- Interactive map of the Garcia House area

General information
- Type: House
- Architectural style: Mid-century modern
- Location: 7436 Mulholland Drive, Hollywood Hills, Los Angeles, California
- Construction started: 1962
- Owner: Nicholas Pritzker (2023)

Design and construction
- Architect: John Lautner

= Garcia House (Los Angeles) =

The Garcia House (also known as The Rainbow House) is a private home in the Hollywood Hills of Los Angeles, designed by architect John Lautner. Located on Mulholland Drive, it sits on stilts 60 feet above the canyon below. Also known as the "Rainbow House" for its parabolic roof over stained glass windows and a curved ceiling that rises to 30 feet in height, it has been described as "one of the 10 most important residences from the midcentury period in Los Angeles."

==History==
The building was originally designed in 1962 for American composer and arranger Russell Garcia. The two-story structure features three bedroom and three bath structure in just over 2,500 square feet of living space. By 2002 it had undergone many changes from its original design and was in need of renovation.

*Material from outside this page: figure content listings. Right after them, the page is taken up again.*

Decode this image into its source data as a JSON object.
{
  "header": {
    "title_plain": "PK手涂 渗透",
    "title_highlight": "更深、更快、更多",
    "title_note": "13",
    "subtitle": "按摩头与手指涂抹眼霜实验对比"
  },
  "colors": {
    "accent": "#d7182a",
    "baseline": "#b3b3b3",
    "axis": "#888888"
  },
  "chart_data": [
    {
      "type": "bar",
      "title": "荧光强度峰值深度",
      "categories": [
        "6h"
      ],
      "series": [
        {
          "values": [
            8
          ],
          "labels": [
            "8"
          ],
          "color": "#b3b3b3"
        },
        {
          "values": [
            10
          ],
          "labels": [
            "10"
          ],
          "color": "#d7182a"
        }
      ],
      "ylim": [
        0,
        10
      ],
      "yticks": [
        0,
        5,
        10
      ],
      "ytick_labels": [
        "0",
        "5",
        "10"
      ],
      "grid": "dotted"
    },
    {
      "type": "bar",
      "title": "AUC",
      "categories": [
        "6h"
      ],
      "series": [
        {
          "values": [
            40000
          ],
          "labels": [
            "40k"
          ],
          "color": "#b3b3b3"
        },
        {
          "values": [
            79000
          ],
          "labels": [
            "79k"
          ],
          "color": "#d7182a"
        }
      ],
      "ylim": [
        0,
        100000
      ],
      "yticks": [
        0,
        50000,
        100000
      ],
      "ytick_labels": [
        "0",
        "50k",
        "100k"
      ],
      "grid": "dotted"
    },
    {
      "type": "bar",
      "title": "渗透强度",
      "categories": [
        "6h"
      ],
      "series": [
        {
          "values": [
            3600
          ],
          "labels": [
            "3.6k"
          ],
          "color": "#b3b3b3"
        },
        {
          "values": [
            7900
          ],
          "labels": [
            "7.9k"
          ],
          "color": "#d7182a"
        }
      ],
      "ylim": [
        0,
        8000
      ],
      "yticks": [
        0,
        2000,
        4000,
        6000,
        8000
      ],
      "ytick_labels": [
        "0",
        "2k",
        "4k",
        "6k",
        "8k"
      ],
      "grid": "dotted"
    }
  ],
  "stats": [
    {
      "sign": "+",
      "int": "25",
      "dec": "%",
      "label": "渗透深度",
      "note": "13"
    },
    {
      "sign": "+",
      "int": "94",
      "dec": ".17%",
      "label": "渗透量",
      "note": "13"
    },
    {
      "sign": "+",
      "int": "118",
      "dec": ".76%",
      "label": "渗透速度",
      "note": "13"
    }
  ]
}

In 2002, actor Vincent Gallo sold the house for $1.3 million to Bill Damaschke, a DreamWorks executive, and his partner, business manager John McIlwee. Damaschke and McIlwee then invested another $1 million on an extensive renovation, supervised by the Marmol Radziner design firm. They ultimately also added a fence to obstruct public views from the street into the glass-sided house.

==In popular culture==
The exterior of the house is seen briefly in 1966 beach party film, Out of Sight, as the home of character John Stamp. The house was later prominently used as a location for the film Lethal Weapon 2, as well as in a 2011 commercial for Oliver Peoples eyewear featuring singer Devendra Banhart.